Monday, January 16, 2012

Marching with Martin

Today we celebrate the life of Dr. Martin Luther King.  By now, he's become a national hero; we often forget how radical he was, how long were the odds that he would succeed.

I've written about King in many places, in many contexts.  Here's my favorite MLK blog post from this blog where I talk about my students who think I marched with Dr. Martin Luther King.  Even when I explain I was born in 1965, they still don't understand--they don't know that in 1968, when King was killed, I was barely walking, much less marching.  I tell myself that when I was young, I had gaps in my education too.  But I read a lot, so I didn't have the kind of history gaps that many students do.

That post includes a chunk of poem yet to be written about marching with Martin Luther King in Sunday best clothes.  We also forget how much the Civil Rights Movement knew how to use the new medium that was television.  Some baby boomers like to brag about how they brought the Vietnam War to a close earlier than would have happened without their protests.  I say that they'd have been even more effective if they hadn't looked so scruffy, so in need of a bath, when those nice, suburban people turned on their televisions.  The Civil Rights marchers in their dresses, suits, and dress shoes--seeing those people attacked by vicious dogs and fire hoses prompted a much more sympathetic response.

I think we also forget how rooted the Civil Rights Movement was in the Christian tradition, especially the parts of that tradition that encourage us to resist evil.  I've written about that aspect here for a post on the Living Lutheran website today.  And here's a post from my theology blog that's full of quotes from MLK, and a link to a great interview where Tavis Smiley reminds us that King's life was about 3 things:  "justice for everybody, service to others and love that liberates."

Here is my favorite Martin Luther King quote: "The arc of history is long, but it bends towards justice."  It inspired the following poem, written around 1996.  It was first published in The Evening Reader, a small periodical based in Newberry, South Carolina.


Arcing Towards Justice


Martin Luther King said that the arc
of history is towards justice,
and I must arc
towards justice as well:
ignore the politicians who would leave
children to starve
and adults to rot in prisons.
Some days I slump towards despair;
I don’t believe I can even save
myself, much less others.

Like Harriet Tubman, I cannot tarry
long in the swamps of despair.
I must go back, stretch out my arms, ferry
others to safety:
teach them to write, to analyze,
to dream the world they would want to inhabit.
I must teach them not to suckle
on the hatred spewed
by scared, old, white men
who are losing power, and so spurt poison.
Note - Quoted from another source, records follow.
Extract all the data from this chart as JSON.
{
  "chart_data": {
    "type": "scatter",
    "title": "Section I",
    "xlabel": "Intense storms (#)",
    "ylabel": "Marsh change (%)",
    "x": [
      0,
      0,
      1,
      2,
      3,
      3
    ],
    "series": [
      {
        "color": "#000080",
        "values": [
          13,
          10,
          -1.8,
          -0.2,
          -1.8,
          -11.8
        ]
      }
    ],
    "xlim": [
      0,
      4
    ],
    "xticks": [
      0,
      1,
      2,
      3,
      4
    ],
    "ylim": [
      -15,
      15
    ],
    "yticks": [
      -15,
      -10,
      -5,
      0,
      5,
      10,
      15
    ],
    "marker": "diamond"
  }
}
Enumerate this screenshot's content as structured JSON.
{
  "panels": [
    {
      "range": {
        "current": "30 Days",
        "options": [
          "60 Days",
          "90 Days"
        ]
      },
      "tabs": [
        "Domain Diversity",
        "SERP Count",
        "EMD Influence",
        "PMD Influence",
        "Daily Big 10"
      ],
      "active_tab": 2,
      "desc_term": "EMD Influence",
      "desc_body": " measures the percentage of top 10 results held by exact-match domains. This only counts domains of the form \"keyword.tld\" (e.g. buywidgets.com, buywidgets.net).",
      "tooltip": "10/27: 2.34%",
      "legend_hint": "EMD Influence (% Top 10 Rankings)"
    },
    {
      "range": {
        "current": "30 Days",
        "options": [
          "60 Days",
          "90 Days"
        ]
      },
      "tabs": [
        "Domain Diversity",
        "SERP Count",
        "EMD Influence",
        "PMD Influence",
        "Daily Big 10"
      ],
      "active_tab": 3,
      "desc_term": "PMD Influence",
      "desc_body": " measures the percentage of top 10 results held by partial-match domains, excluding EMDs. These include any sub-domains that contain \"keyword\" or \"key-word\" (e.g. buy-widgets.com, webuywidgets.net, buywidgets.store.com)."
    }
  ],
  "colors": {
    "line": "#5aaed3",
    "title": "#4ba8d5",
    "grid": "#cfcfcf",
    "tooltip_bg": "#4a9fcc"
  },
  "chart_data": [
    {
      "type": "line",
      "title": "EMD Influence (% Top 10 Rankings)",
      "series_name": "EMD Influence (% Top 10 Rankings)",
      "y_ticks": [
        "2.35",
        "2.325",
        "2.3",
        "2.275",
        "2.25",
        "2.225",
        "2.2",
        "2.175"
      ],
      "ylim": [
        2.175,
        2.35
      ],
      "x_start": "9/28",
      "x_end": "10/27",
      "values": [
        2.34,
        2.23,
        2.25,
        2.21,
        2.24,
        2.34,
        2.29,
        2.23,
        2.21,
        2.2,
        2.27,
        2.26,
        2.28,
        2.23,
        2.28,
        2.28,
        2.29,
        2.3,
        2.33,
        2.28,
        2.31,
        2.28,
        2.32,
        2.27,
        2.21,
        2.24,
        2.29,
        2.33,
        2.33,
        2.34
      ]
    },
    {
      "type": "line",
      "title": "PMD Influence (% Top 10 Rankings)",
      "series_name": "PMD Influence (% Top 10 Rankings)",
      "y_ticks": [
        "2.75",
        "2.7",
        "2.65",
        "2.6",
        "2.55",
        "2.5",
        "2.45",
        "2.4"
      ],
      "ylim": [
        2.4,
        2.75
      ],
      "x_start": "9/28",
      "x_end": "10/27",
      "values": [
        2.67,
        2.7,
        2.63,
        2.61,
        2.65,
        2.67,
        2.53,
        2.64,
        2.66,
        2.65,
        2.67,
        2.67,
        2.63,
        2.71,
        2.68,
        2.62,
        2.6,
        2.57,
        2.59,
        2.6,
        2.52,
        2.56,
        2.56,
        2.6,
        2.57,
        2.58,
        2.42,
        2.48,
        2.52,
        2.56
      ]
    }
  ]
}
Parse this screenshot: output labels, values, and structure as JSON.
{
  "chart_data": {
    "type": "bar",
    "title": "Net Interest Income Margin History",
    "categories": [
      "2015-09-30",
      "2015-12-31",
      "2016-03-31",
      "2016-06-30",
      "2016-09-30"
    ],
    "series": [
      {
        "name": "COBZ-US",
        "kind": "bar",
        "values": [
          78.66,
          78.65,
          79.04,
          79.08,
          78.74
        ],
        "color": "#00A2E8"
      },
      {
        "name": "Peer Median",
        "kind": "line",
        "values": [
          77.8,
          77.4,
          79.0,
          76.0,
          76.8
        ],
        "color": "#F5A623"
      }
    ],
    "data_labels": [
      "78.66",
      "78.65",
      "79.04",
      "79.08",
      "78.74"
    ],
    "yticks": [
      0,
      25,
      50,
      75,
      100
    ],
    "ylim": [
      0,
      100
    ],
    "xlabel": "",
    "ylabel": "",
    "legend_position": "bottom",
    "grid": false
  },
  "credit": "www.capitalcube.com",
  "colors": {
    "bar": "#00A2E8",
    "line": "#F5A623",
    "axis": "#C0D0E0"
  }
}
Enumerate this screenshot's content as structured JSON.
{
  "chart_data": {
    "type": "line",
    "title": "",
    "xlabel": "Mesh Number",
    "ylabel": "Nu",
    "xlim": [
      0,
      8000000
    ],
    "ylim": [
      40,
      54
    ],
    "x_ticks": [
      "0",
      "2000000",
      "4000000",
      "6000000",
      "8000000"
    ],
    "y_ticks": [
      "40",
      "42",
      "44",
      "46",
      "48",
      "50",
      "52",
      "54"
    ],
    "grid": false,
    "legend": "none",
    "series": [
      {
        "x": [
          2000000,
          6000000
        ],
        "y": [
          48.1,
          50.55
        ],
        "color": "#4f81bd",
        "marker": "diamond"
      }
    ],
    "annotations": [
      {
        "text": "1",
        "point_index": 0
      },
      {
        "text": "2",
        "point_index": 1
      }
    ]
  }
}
I can build an ark of activism
for the diaspora of the dispossessed,
a sanctuary where we wait
for the old, white men to choke
on their own vituperative, vindictive vitriol.

We won’t even have to remove the mantle
of authority from their cold corpses.
It has been ours all along, from the moment
we claimed it as our own,
decorated it with our own bright threads,
chose our own best ways to wear our multi-hued
mantles, beacons to gleam and glitter
in the dark days of exile,
like comets arcing through the skies,
lighting the way home,
as a legacy of hatred burns
into harmless, intergalactic dust.

1 comment:

ALBERT B. CASUGA said...

Powerful poem, Kristin. We shall overcome.